Moreover, they once again didn’t shy away from using the obvious audio samples and historical references (for instance the famous ‘one small step for man…’ prepared speech delivered by Neil Armstrong as he set foot on the moon in July 1969, and the near tragedy of Apollo 13, brilliantly captured in the film of the same name). How did they go about deciding what and what not to use? “We wanted to try to avoid too many of the most obvious soundbites and touchstones, hence leaving out Apollo 13. Where we did deal with much-covered topics (for example, Apollo 11 for ‘Go!’) we tried to put a different focus or spin on them.
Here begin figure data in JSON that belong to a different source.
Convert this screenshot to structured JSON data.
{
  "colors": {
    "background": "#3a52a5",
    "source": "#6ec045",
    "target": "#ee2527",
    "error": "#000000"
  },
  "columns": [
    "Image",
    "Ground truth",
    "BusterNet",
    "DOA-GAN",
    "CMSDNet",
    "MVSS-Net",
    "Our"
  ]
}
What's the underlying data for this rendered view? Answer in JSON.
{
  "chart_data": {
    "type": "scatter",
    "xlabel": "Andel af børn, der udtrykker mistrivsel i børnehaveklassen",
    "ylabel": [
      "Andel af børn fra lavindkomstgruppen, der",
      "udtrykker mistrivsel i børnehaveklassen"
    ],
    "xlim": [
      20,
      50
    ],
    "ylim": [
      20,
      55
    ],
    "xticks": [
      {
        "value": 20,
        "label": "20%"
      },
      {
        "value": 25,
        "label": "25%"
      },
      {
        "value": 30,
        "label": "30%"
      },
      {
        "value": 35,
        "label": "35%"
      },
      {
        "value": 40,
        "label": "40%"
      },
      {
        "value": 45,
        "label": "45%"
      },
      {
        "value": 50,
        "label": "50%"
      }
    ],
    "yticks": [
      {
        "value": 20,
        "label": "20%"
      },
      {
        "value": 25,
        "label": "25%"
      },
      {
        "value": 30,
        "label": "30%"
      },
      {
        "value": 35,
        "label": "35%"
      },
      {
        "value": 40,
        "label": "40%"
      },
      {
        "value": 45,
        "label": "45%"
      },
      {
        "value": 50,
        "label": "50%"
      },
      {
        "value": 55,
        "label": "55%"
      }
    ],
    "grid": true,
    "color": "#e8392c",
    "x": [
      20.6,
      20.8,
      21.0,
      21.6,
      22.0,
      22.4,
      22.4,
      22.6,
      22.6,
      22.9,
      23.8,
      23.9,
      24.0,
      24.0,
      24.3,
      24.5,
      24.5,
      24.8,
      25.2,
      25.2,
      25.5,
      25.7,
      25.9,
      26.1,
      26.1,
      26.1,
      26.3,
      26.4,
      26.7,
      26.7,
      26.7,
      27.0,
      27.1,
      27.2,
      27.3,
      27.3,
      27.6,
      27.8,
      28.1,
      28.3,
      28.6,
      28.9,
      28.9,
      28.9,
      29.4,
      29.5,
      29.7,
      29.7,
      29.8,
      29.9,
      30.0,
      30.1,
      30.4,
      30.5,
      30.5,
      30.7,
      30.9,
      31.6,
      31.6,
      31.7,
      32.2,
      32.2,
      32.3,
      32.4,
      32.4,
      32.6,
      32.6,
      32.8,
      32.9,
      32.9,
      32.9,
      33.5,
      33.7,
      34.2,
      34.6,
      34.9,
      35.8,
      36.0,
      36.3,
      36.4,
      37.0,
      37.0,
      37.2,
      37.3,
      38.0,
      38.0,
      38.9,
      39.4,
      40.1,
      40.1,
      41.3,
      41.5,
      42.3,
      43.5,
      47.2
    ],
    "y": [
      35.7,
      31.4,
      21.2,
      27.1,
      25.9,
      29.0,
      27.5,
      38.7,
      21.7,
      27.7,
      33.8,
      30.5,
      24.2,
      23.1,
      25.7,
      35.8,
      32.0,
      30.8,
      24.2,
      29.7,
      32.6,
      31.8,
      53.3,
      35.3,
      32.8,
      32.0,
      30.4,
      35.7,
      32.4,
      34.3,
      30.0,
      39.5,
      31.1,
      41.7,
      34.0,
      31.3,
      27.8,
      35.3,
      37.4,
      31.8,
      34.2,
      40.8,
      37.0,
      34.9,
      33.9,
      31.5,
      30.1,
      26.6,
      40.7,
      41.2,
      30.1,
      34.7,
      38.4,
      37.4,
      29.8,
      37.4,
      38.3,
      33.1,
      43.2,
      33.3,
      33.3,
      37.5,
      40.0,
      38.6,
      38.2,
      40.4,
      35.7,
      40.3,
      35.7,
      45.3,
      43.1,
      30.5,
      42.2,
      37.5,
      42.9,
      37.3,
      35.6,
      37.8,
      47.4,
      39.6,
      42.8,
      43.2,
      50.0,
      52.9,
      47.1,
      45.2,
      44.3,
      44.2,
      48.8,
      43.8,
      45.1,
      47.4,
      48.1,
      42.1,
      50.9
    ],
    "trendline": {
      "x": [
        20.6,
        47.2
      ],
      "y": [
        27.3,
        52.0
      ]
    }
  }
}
For Go! we almost exclusively used mission control audio rather than the whole ‘One small step’ stuff’. They also employed female vocals for the first time, in the shape of Sussex girls the Smoke Faeries, on the evocative ‘Valentina’, which ‘tells’ the story of the first female cosmonaut in space, Valentina Tereshkova, mixed haunting soundscapes with poignant audio for Fire In The Cockpit, which depicts the tragedy of Apollo 1 when astronauts Grissom, White and Chaffee lost their lives.
PSB always knew that it would be through live performance that they could rise above and beyond purely cult status, and over the last few years they have performed at countless festivals, and toured the world, fine-tuning their live set up that provides visual meaning to the purely audio concocted sounds of the recordings. Originally a two piece on stage, they have recently expanded to become a four-piece. “When we put the live show together we wanted to make it as live as possible, so even though there were only two of us at first, I would play guitar and banjo, there would be some keyboard work and sample triggering, behind the scenes looping, and drums, which is always good to watch, Wrigglesworth’s electronic triggers to loop stuff with. We operated on the principle that it could go quite badly wrong! Now, there’s Wrigglesworth on drums and electronics, me on guitars, banjo and electronics and Mr B. on set design and visuals. We’ve also added JF Abraham on keys, bass, brass and percussion, so musically it’s growing all the time. Behind us we have the footage that we’ve edited to fit the music, and we’ve also got some old TV clips. In a way the footage becomes the frontman and we play the music around it. It works quite nicely.
Does Willgoose himself sometimes pine for an era he can only imagine? “One thing that has become clear after starting this is how lucky we are able to operate now. It wouldn’t have been possible even just ten years ago. It’s been a series of lucky events that has got us to where we are; it would be churlish to abandon this for the olden times!”